Cranial CT and MRI findings are characteristic and patognomic. CT lipomas are homogenous, wellcircumscribed, show contrast, and they are seen as a hypodense mass. The MRI is hyperintense on T1 and T2 weighted sequences, iso-hypointense on T2- weighted sequences and intracranial lipomas generally do not enhance. It appears to be lost in the fat-suppressed signal sequence. Interhemispheric lipomas, especially calcifications, are common in the fibrous capsule surrounding the lipoma [6,10]. Isolated corpus callosum lipomas are asymptomatic. Approximately half of the cases are detected incidentally. These cases include headache, seizures, weakness of the limbs, and patients tend to consult with psychological problems and memory problems [2,5]. In our case, there were no additional neurological symptoms except for recurrent and persistent headaches. There was no additional central nervous system pathology except corpus callosum lipoma.

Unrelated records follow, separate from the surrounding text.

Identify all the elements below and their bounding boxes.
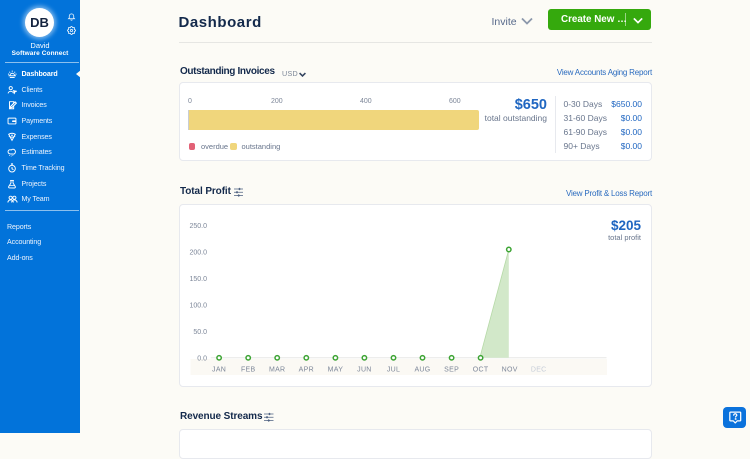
- svg-text:MAY: MAY: [328, 367, 344, 374]
- svg-text:DEC: DEC: [531, 367, 547, 374]
- svg-text:APR: APR: [299, 367, 314, 374]
- svg-text:150.0: 150.0: [189, 276, 207, 283]
- svg-text:NOV: NOV: [502, 367, 518, 374]
- svg-text:250.0: 250.0: [189, 223, 207, 230]
- svg-text:MAR: MAR: [269, 367, 285, 374]
- svg-text:JUL: JUL: [387, 367, 400, 374]
- svg-text:AUG: AUG: [414, 367, 430, 374]
- svg-text:0.0: 0.0: [197, 356, 207, 363]
- svg-text:200.0: 200.0: [189, 250, 207, 257]
- svg-text:JUN: JUN: [357, 367, 372, 374]
- svg-text:FEB: FEB: [241, 367, 256, 374]
- svg-text:50.0: 50.0: [193, 329, 207, 336]
- svg-text:JAN: JAN: [212, 367, 226, 374]
- svg-text:OCT: OCT: [473, 367, 489, 374]
- svg-text:SEP: SEP: [444, 367, 459, 374]
- svg-text:100.0: 100.0: [189, 303, 207, 310]
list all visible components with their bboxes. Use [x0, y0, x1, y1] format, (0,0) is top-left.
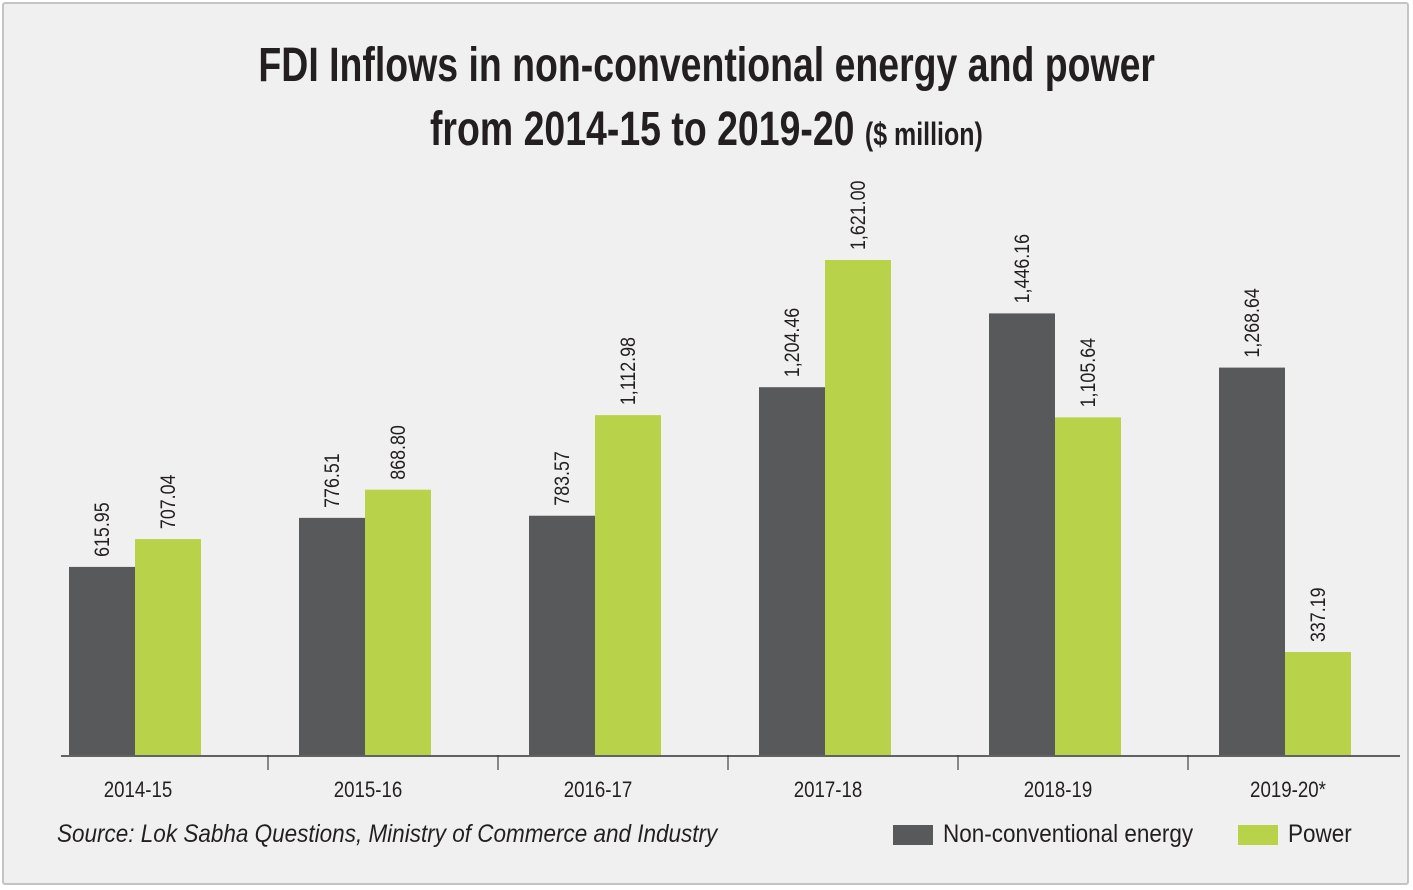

The surgical removal of an intercranial is risky because of high mortality and morbidity due to its being attached to the environmental tissue containment and neurovascular structures. Lipomas do not particularly require surgery but it should be considered in cases of uncontrolled seizures, hydrocephalus, progressive dementia and increased intracranial pressure [2,5]. Rather than total removal, the surgical strategy should aim for decompression. Our case did not display surgical indications and he was observed in clinical follow-up.